Without the results of forensic evidence, it can’t be known for certain if Prigozhin was actually on the doomed plane, according to the conspiracy theorists.

The last four digits of the registration number of the plane that went down were 2795, lining it up with Prigozhin’s own plane which is registered as RA-02795.

However, a second jet – an Embraer ERJ-135BJ Legacy 650 aircraft – touched down at Ostafyevo Airport at around the same time of the crash, The Sun reported.

The speculation was fueled by an incident in the Democratic Republic of the Congo four years ago where Prigozhin was reported to have died in a plane crash, only to have appeared days later.

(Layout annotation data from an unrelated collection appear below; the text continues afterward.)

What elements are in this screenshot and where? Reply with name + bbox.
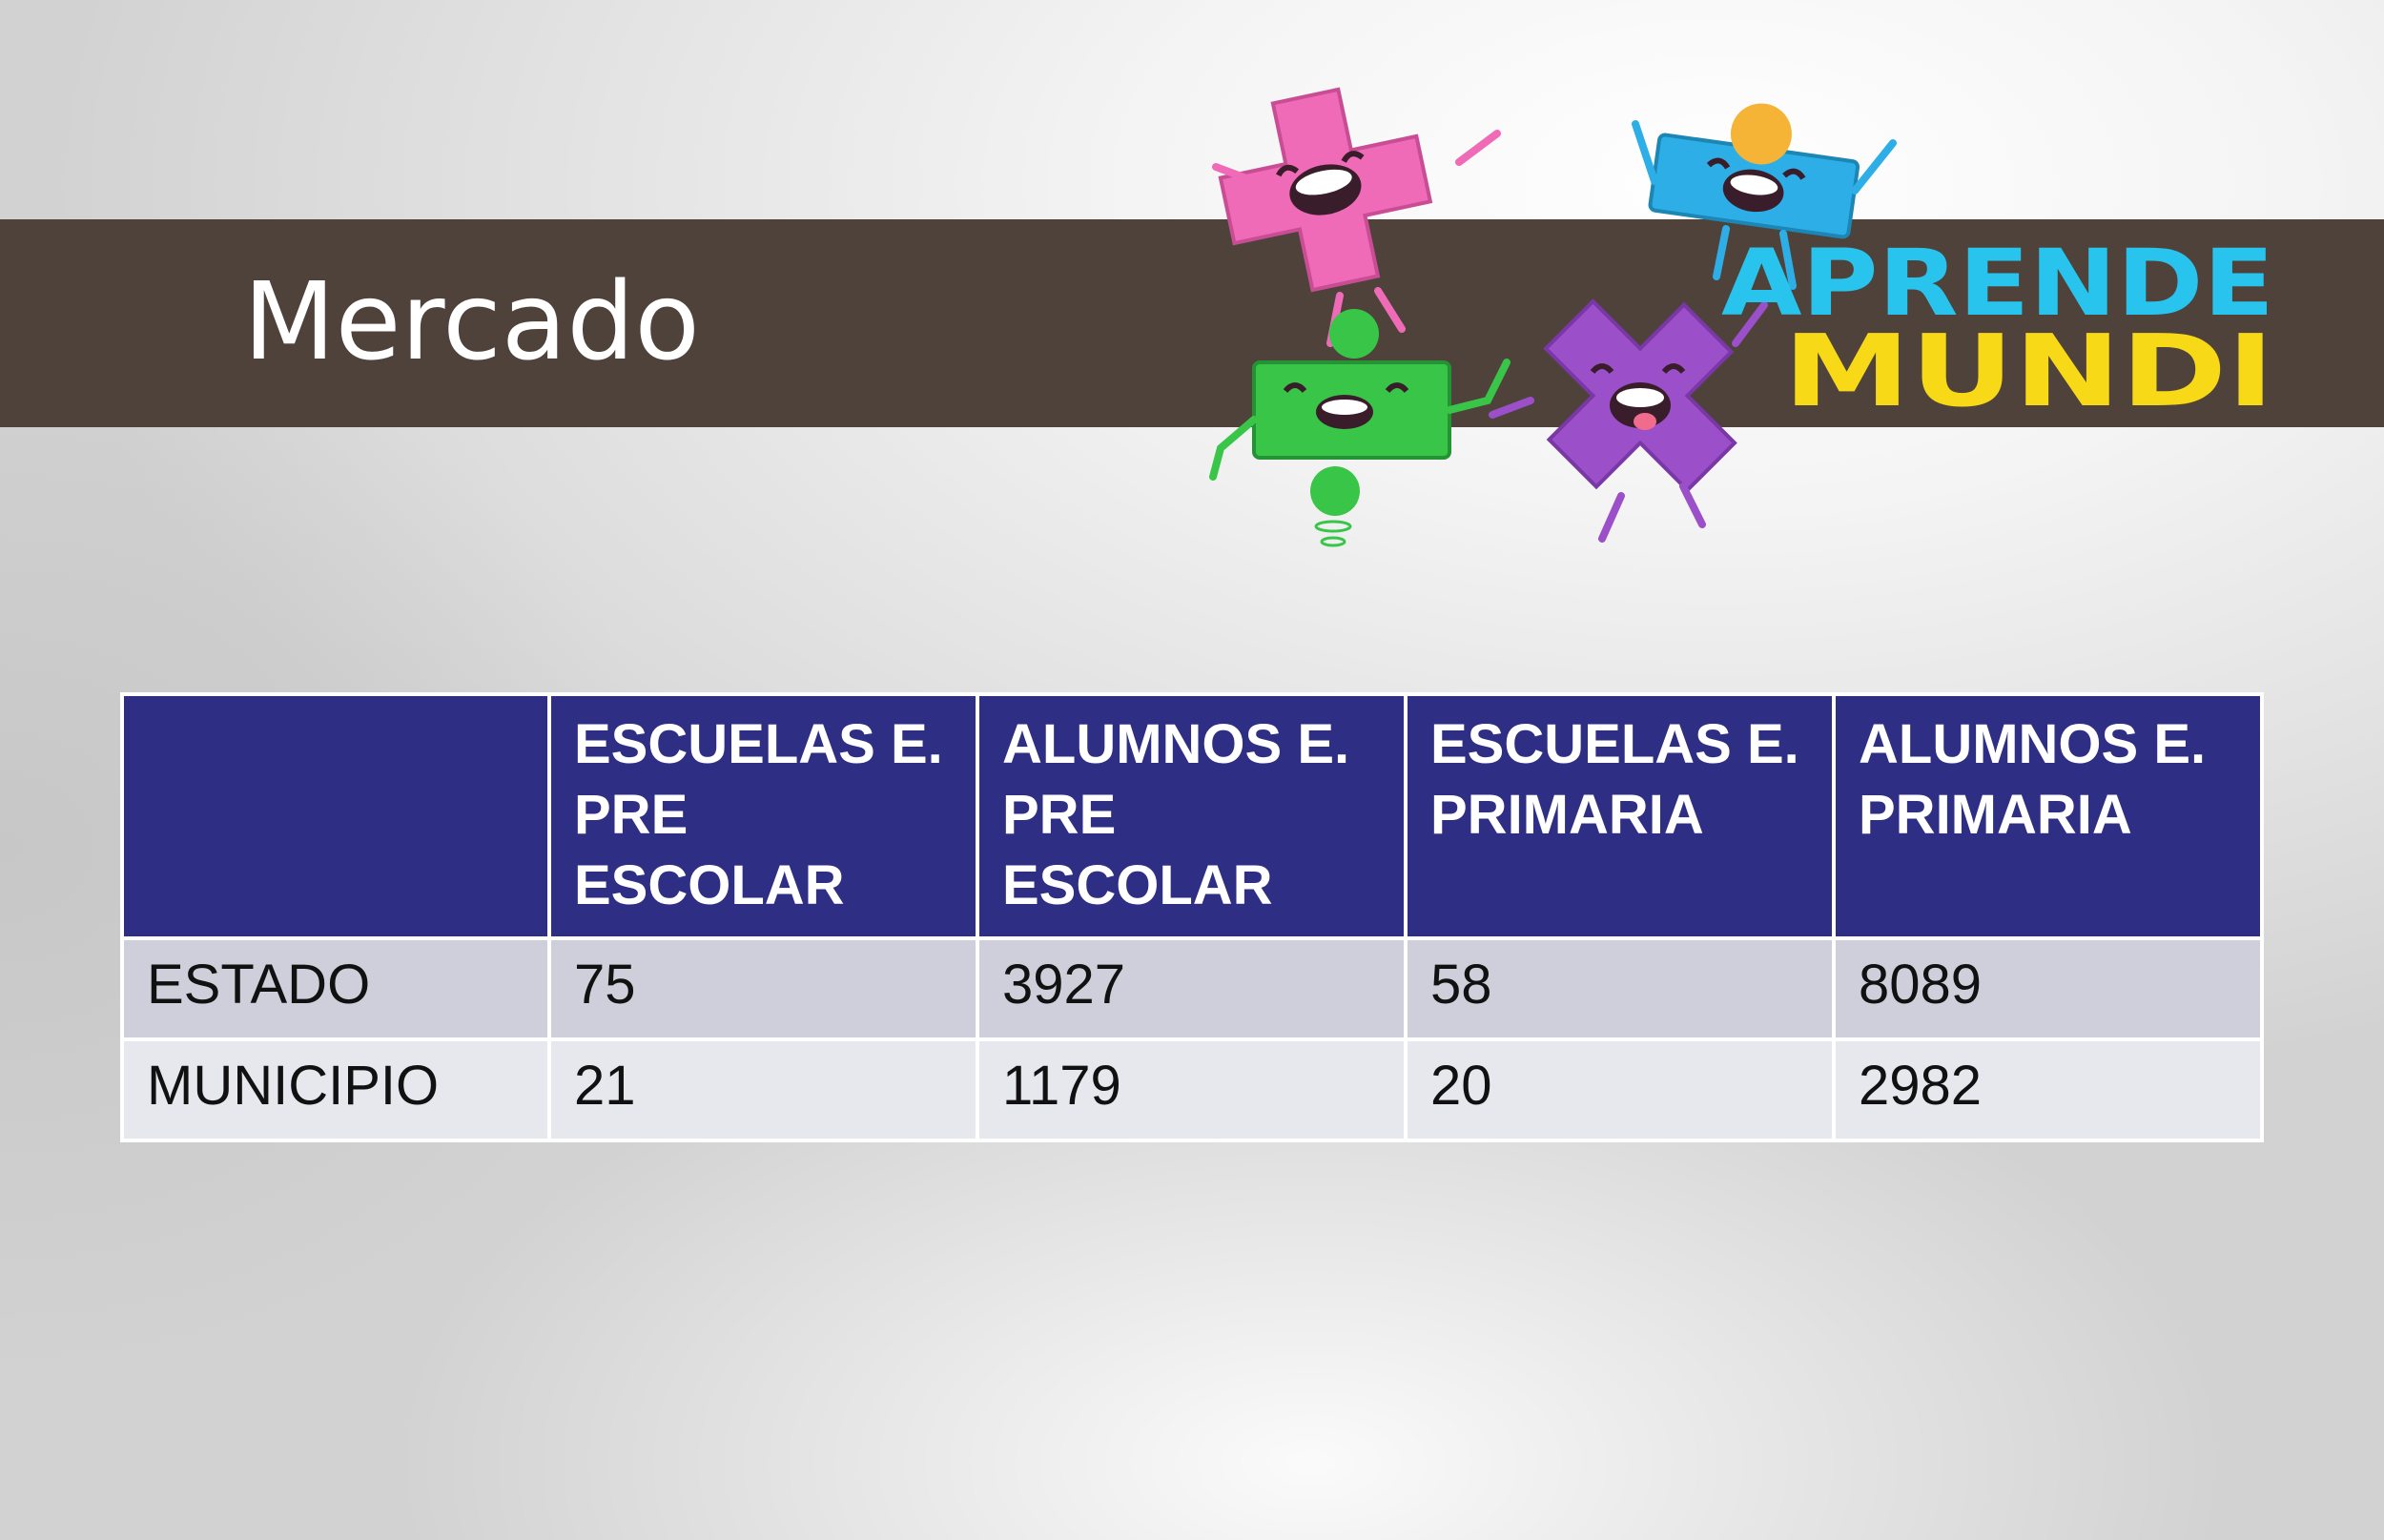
table-row: ESTADO 75 3927 58 8089 xyxy=(120,936,2264,1041)
table-header-row: ESCUELAS E. PRE ESCOLAR ALUMNOS E. PRE E… xyxy=(120,692,2264,940)
table-cell: 75 xyxy=(547,936,979,1041)
header-escuelas-pre-escolar: ESCUELAS E. PRE ESCOLAR xyxy=(547,692,979,940)
market-table: ESCUELAS E. PRE ESCOLAR ALUMNOS E. PRE E… xyxy=(120,692,2264,1142)
table-cell: 58 xyxy=(1404,936,1836,1041)
table-cell: 20 xyxy=(1404,1037,1836,1142)
logo-line-1: APRENDE xyxy=(1721,230,2274,337)
header-alumnos-primaria: ALUMNOS E. PRIMARIA xyxy=(1832,692,2264,940)
plus-character-icon xyxy=(1218,87,1433,293)
page-title: Mercado xyxy=(243,260,700,384)
table-row: MUNICIPIO 21 1179 20 2982 xyxy=(120,1037,2264,1142)
minus-character-icon xyxy=(1648,103,1860,239)
table-cell: 1179 xyxy=(976,1037,1408,1142)
header-alumnos-pre-escolar: ALUMNOS E. PRE ESCOLAR xyxy=(976,692,1408,940)
header-cell-empty xyxy=(120,692,551,940)
aprende-mundi-logo: APRENDE MUNDI xyxy=(1209,87,2274,547)
title-band xyxy=(0,219,2384,427)
table-cell: 3927 xyxy=(976,936,1408,1041)
table-cell: 21 xyxy=(547,1037,979,1142)
header-escuelas-primaria: ESCUELAS E. PRIMARIA xyxy=(1404,692,1836,940)
table-cell: 8089 xyxy=(1832,936,2264,1041)
logo-line-2: MUNDI xyxy=(1783,313,2274,429)
row-label: MUNICIPIO xyxy=(120,1037,551,1142)
divide-character-icon xyxy=(1252,309,1451,547)
row-label: ESTADO xyxy=(120,936,551,1041)
table-cell: 2982 xyxy=(1832,1037,2264,1142)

“Multiple individuals have changed their name to Yevgeniy Prigozhin, as part of his efforts to obfuscate his travels,” Keir Giles, a Russia expert with the international affairs think tank Chatham House, told the outlet.

“Let’s not be surprised if he pops up shortly in a new video from Africa.”

In a separate interview with Sky News, Giles said, “This is a man who took his security very seriously, even before he made himself a marked man by marching on Moscow.”

He was already dead

Russian servicemen inspect a part of the crashed private jet on Thursday, Aug. 24, 2023. AP

When Prigozhin surfaced in a military recruitment video purportedly filmed in Africa earlier this week, some were surprised that he was still alive, two months after occupying Rostov-on-Don and leading 25,000 of his men toward Moscow.

A surrender was brokered by Belarus President Alexander Lukashenko that allowed Prigozhin to seek safe harbor in the nation, which is an ally of Russia.

Unverified footage of the leader wearing camo and toting an assault weapon appeared on Telegram Tuesday, more than a month after a former senior US military leader suggested he had already been murdered.

“I personally don’t think he is, and if he is, he’s in a prison somewhere,” Robert Abrams, a retired general, told ABC News when asked if he thought Prigozhin was alive.

Ukraine involvement

A member of private mercenary group Wagner pays tribute to Yevgeny Prigozhin at a makeshift memorial in front of the PMC Wagner office in Novosibirsk, on August 24, 2023. AFP via Getty Images

The apparent attack came on the eve of Ukraine’s Independence Day, fueling speculation that the country had been behind the downing of the plane of the warlord who had supplemented Russia’s unprovoked invasion.

Rumors of Ukraine’s possible involvement prompted President Volodymyr Zelensky to set the record straight Thursday.

“We had nothing to do with it,” Zelensky said, as his country had ramped up counteroffensives on Russian soil.

“Everybody realizes who has something to do with it,” he continued, alluding to Putin, who had sent condolences to Prigozhin’s family Thursday in his first public acknowledgment of the plane crash.